The first "workstations" I used were SPARCstations, diskless and noiseless Suns SLC that only held a CPU and RAM inside a monitor's backside, booted and operated off the network. I don't know if that was even 100Mbit/s or still Thick-Ethernet at 10Mbit/s, I believe CPU clocks were around 33-40 MHz but at least they were true 32-bit machines and even paged over Ethernet. You could swap the keyboard and the mouse, but there were no user manageable parts on these things otherwise.
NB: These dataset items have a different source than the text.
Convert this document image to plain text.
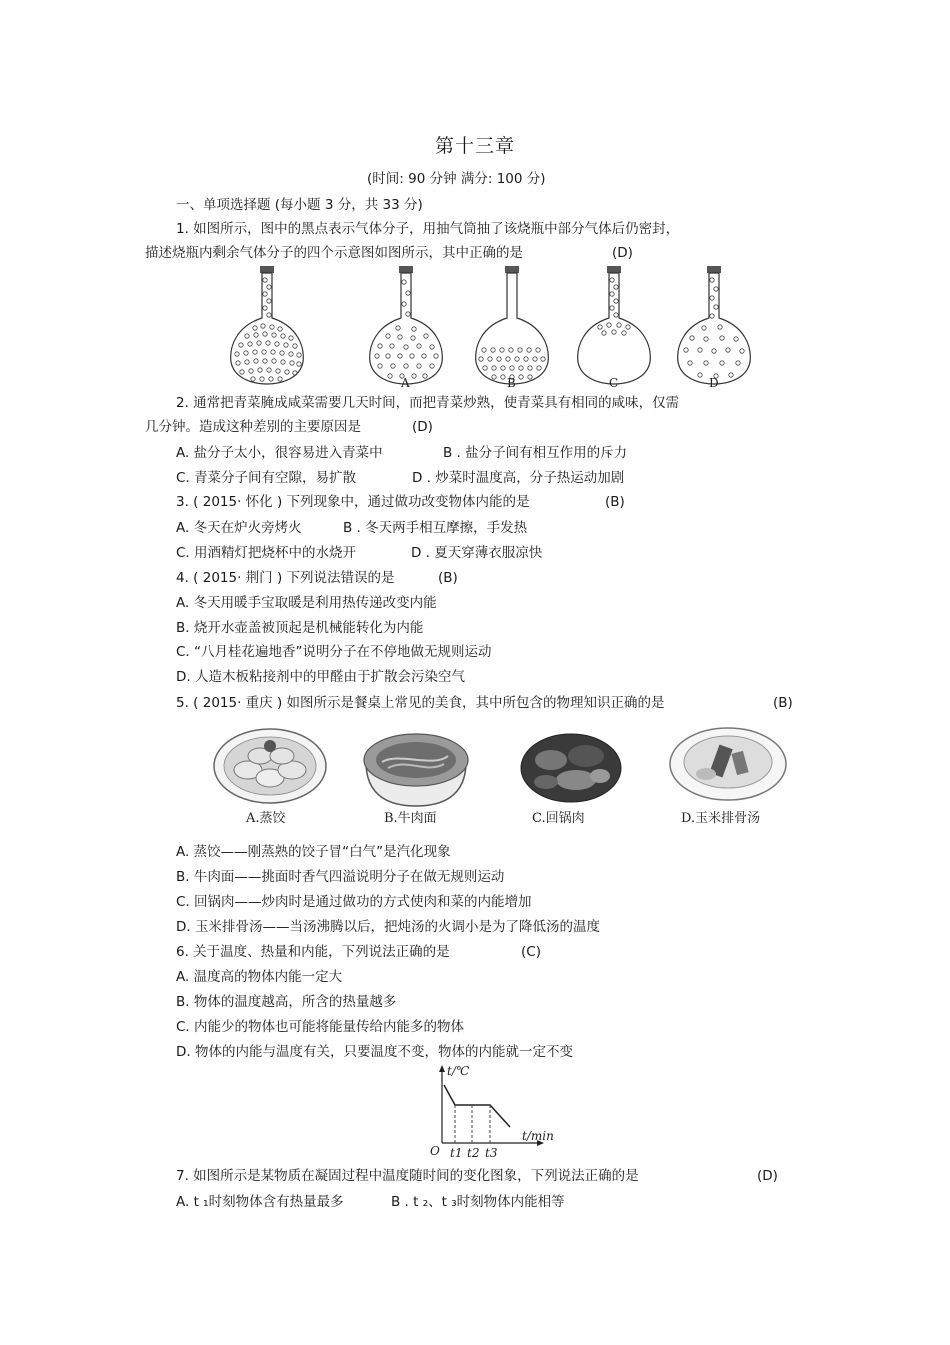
第十三章
(时间: 90 分钟 满分: 100 分)
一、单项选择题 (每小题 3 分，共 33 分)
1. 如图所示，图中的黑点表示气体分子，用抽气筒抽了该烧瓶中部分气体后仍密封，
描述烧瓶内剩余气体分子的四个示意图如图所示，其中正确的是	(D)
A	B	C	D
2. 通常把青菜腌成咸菜需要几天时间，而把青菜炒熟，使青菜具有相同的咸味，仅需
几分钟。造成这种差别的主要原因是	(D)
A. 盐分子太小，很容易进入青菜中	B . 盐分子间有相互作用的斥力
C. 青菜分子间有空隙，易扩散	D . 炒菜时温度高，分子热运动加剧
3. ( 2015· 怀化 ) 下列现象中，通过做功改变物体内能的是	(B)
A. 冬天在炉火旁烤火	B . 冬天两手相互摩擦，手发热
C. 用酒精灯把烧杯中的水烧开	D . 夏天穿薄衣服凉快
4. ( 2015· 荆门 ) 下列说法错误的是	(B)
A. 冬天用暖手宝取暖是利用热传递改变内能
B. 烧开水壶盖被顶起是机械能转化为内能
C. “八月桂花遍地香”说明分子在不停地做无规则运动
D. 人造木板粘接剂中的甲醛由于扩散会污染空气
5. ( 2015· 重庆 ) 如图所示是餐桌上常见的美食，其中所包含的物理知识正确的是	(B)
A.蒸饺	B.牛肉面	C.回锅肉	D.玉米排骨汤
A. 蒸饺——刚蒸熟的饺子冒“白气”是汽化现象
B. 牛肉面——挑面时香气四溢说明分子在做无规则运动
C. 回锅肉——炒肉时是通过做功的方式使肉和菜的内能增加
D. 玉米排骨汤——当汤沸腾以后，把炖汤的火调小是为了降低汤的温度
6. 关于温度、热量和内能，下列说法正确的是	(C)
A. 温度高的物体内能一定大
B. 物体的温度越高，所含的热量越多
C. 内能少的物体也可能将能量传给内能多的物体
D. 物体的内能与温度有关，只要温度不变，物体的内能就一定不变
t/℃
t/min
O t1 t2 t3
7. 如图所示是某物质在凝固过程中温度随时间的变化图象，下列说法正确的是	(D)
A. t ₁时刻物体含有热量最多	B . t ₂、t ₃时刻物体内能相等
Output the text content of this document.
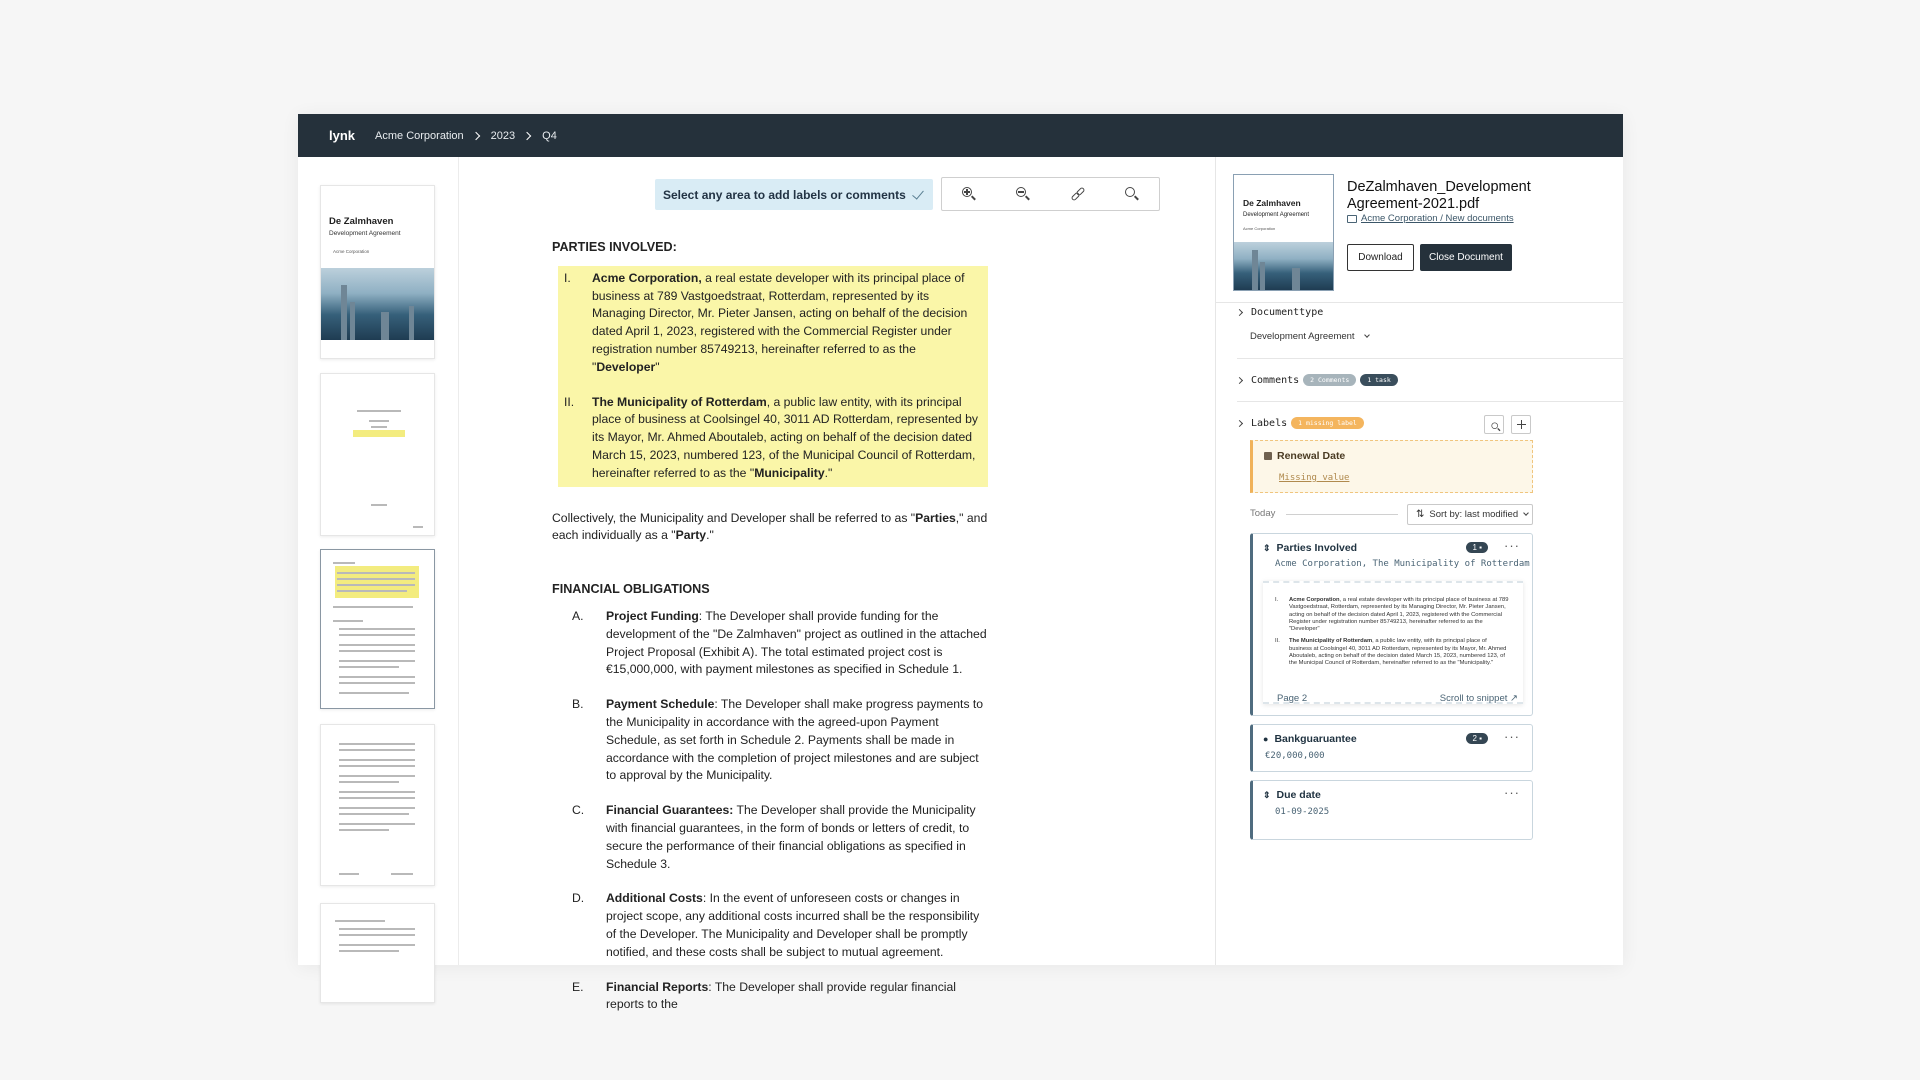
lynk Acme Corporation 2023 Q4
De Zalmhaven
Development Agreement
Acme Corporation
Select any area to add labels or comments
PARTIES INVOLVED:
I.	Acme Corporation, a real estate developer with its principal place of business at 789 Vastgoedstraat, Rotterdam, represented by its Managing Director, Mr. Pieter Jansen, acting on behalf of the decision dated April 1, 2023, registered with the Commercial Register under registration number 85749213, hereinafter referred to as the "Developer"
II.	The Municipality of Rotterdam, a public law entity, with its principal place of business at Coolsingel 40, 3011 AD Rotterdam, represented by its Mayor, Mr. Ahmed Aboutaleb, acting on behalf of the decision dated March 15, 2023, numbered 123, of the Municipal Council of Rotterdam, hereinafter referred to as the "Municipality."
Collectively, the Municipality and Developer shall be referred to as "Parties," and each individually as a "Party."
FINANCIAL OBLIGATIONS
A.	Project Funding: The Developer shall provide funding for the development of the "De Zalmhaven" project as outlined in the attached Project Proposal (Exhibit A). The total estimated project cost is €15,000,000, with payment milestones as specified in Schedule 1.
B.	Payment Schedule: The Developer shall make progress payments to the Municipality in accordance with the agreed-upon Payment Schedule, as set forth in Schedule 2. Payments shall be made in accordance with the completion of project milestones and are subject to approval by the Municipality.
C.	Financial Guarantees: The Developer shall provide the Municipality with financial guarantees, in the form of bonds or letters of credit, to secure the performance of their financial obligations as specified in Schedule 3.
D.	Additional Costs: In the event of unforeseen costs or changes in project scope, any additional costs incurred shall be the responsibility of the Developer. The Municipality and Developer shall be promptly notified, and these costs shall be subject to mutual agreement.
E.	Financial Reports: The Developer shall provide regular financial reports to the
De Zalmhaven
Development Agreement
Acme Corporation
DeZalmhaven_Development Agreement-2021.pdf
Acme Corporation / New documents
Download	Close Document
Documenttype
Development Agreement
Comments	2 Comments	1 task
Labels	1 missing label
Renewal Date
Missing value
Today	⇅ Sort by: last modified
⇕ Parties Involved	1 ▪	···
Acme Corporation, The Municipality of Rotterdam
I.	Acme Corporation, a real estate developer with its principal place of business at 789 Vastgoedstraat, Rotterdam, represented by its Managing Director, Mr. Pieter Jansen, acting on behalf of the decision dated April 1, 2023, registered with the Commercial Register under registration number 85749213, hereinafter referred to as the "Developer"
II.	The Municipality of Rotterdam, a public law entity, with its principal place of business at Coolsingel 40, 3011 AD Rotterdam, represented by its Mayor, Mr. Ahmed Aboutaleb, acting on behalf of the decision dated March 15, 2023, numbered 123, of the Municipal Council of Rotterdam, hereinafter referred to as the "Municipality."
Page 2	Scroll to snippet ↗
● Bankguaruantee	2 ▪	···
€20,000,000
⇕ Due date	···
01-09-2025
It gave you the local compute power you needed for a (monochrome) graphical user interface and a (for the time) super responsive system, yet it also returned the power of the mainframe terminals, where it didn't matter which one you used, because all your code and data was in one central space. It also gave you a huge number of these relatively small yet powerful systems, as well as some faster and bigger but 100% compatible SPARCservers to hold your data, which you could use from your own workstation simply by adding an "on <system>" clause to any command or part of a pipe.
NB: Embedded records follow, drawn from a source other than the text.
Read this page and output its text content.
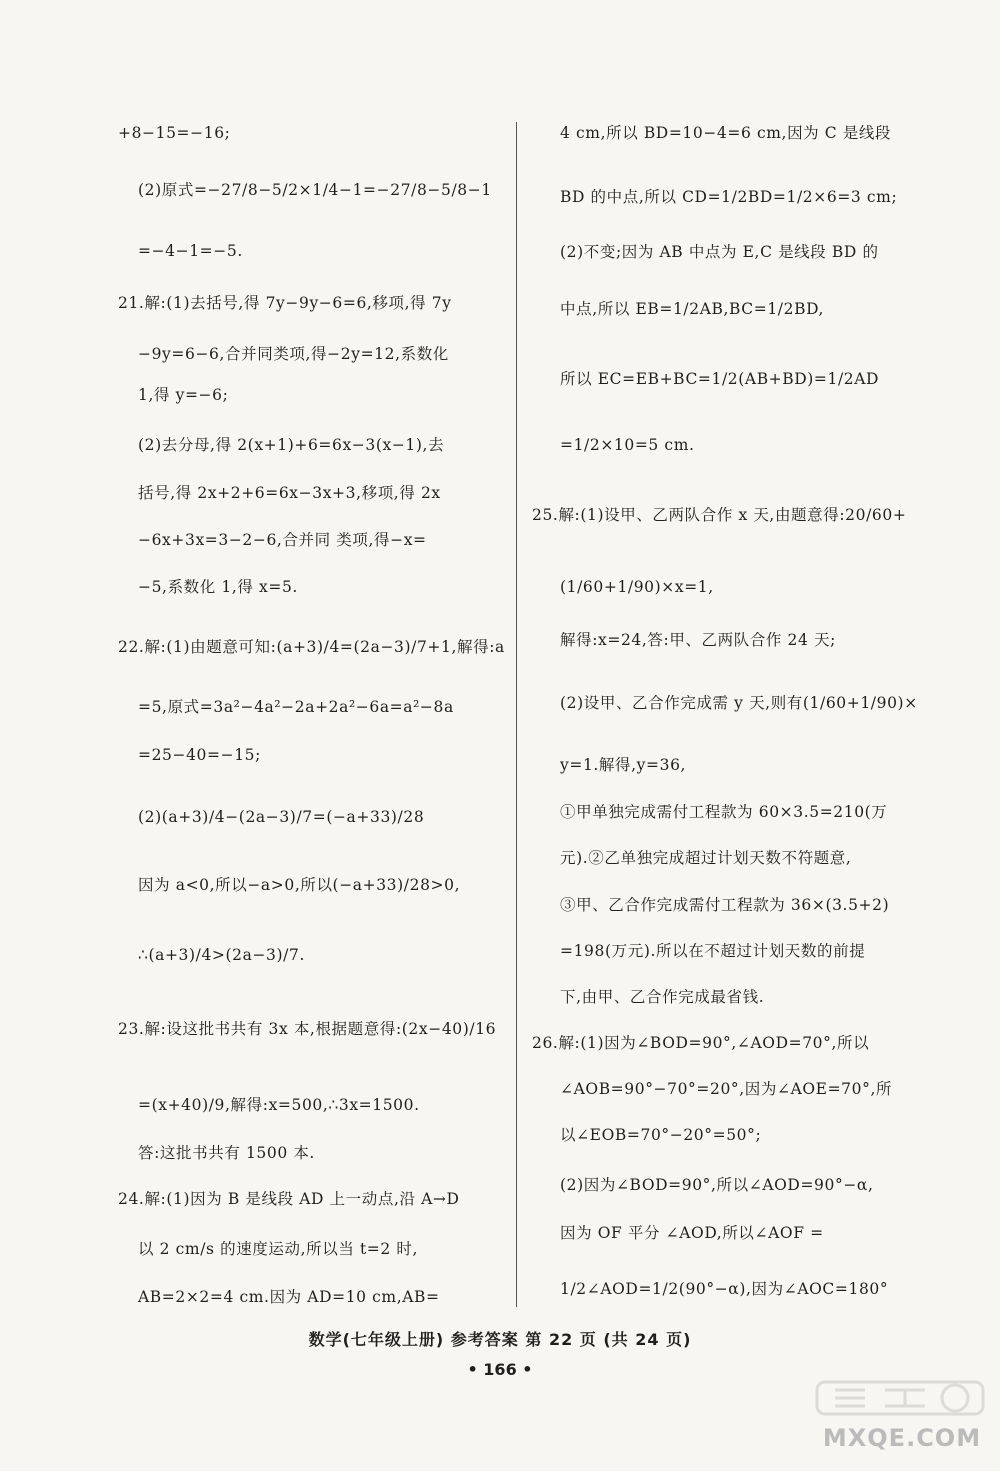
+8−15=−16;
(2)原式=−27/8−5/2×1/4−1=−27/8−5/8−1
=−4−1=−5.
21.解:(1)去括号,得 7y−9y−6=6,移项,得 7y
−9y=6−6,合并同类项,得−2y=12,系数化
1,得 y=−6;
(2)去分母,得 2(x+1)+6=6x−3(x−1),去
括号,得 2x+2+6=6x−3x+3,移项,得 2x
−6x+3x=3−2−6,合并同 类项,得−x=
−5,系数化 1,得 x=5.
22.解:(1)由题意可知:(a+3)/4=(2a−3)/7+1,解得:a
=5,原式=3a²−4a²−2a+2a²−6a=a²−8a
=25−40=−15;
(2)(a+3)/4−(2a−3)/7=(−a+33)/28
因为 a<0,所以−a>0,所以(−a+33)/28>0,
∴(a+3)/4>(2a−3)/7.
23.解:设这批书共有 3x 本,根据题意得:(2x−40)/16
=(x+40)/9,解得:x=500,∴3x=1500.
答:这批书共有 1500 本.
24.解:(1)因为 B 是线段 AD 上一动点,沿 A→D
以 2 cm/s 的速度运动,所以当 t=2 时,
AB=2×2=4 cm.因为 AD=10 cm,AB=
4 cm,所以 BD=10−4=6 cm,因为 C 是线段
BD 的中点,所以 CD=1/2BD=1/2×6=3 cm;
(2)不变;因为 AB 中点为 E,C 是线段 BD 的
中点,所以 EB=1/2AB,BC=1/2BD,
所以 EC=EB+BC=1/2(AB+BD)=1/2AD
=1/2×10=5 cm.
25.解:(1)设甲、乙两队合作 x 天,由题意得:20/60+
(1/60+1/90)×x=1,
解得:x=24,答:甲、乙两队合作 24 天;
(2)设甲、乙合作完成需 y 天,则有(1/60+1/90)×
y=1.解得,y=36,
①甲单独完成需付工程款为 60×3.5=210(万
元).②乙单独完成超过计划天数不符题意,
③甲、乙合作完成需付工程款为 36×(3.5+2)
=198(万元).所以在不超过计划天数的前提
下,由甲、乙合作完成最省钱.
26.解:(1)因为∠BOD=90°,∠AOD=70°,所以
∠AOB=90°−70°=20°,因为∠AOE=70°,所
以∠EOB=70°−20°=50°;
(2)因为∠BOD=90°,所以∠AOD=90°−α,
因为 OF 平分 ∠AOD,所以∠AOF =
1/2∠AOD=1/2(90°−α),因为∠AOC=180°
数学(七年级上册) 参考答案 第 22 页 (共 24 页)
• 166 •
MXQE.COM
If your single workstation was too slow for a serial set of compiles or computues, you just had to invest a bit of brain power to field the work out to all the others and it became a bit of a game of who could use all disposable compute at once...
That completely stateless mode of operation with the perfect local responsiveness of local compute and "cluster/cloud" expandability has forged some significant paths in my brain and to me still represents an ideal environment.
I've always faulted Microsoft for tying their OS to a disk for copy protection and crippling network boot and operations as a result. Even more importantly I believe it held back the evolution of networks, which have lagged far behind the bandwidths available for storage, even if that was also distributed as in the case of SANs.
So for me a real workstation is stateless and thus ready to be swapped as a whole, without the user losing much if anything in the mean-time, least of all time or productivity. Now if that workstation can be fixed from spare parts locally afterwards or shipped whole is logistics details, which are likely to vary on where and to whom you deploy workstations and their range of capabilities.
If we used Thunderbolt/PCIe based networks instead of Ethernet, this stateless mode of operation would be much more natural. 10Gbit networks are much better than all their ancestors, but no match for NVMe class bandwidth and PCIe class latencies.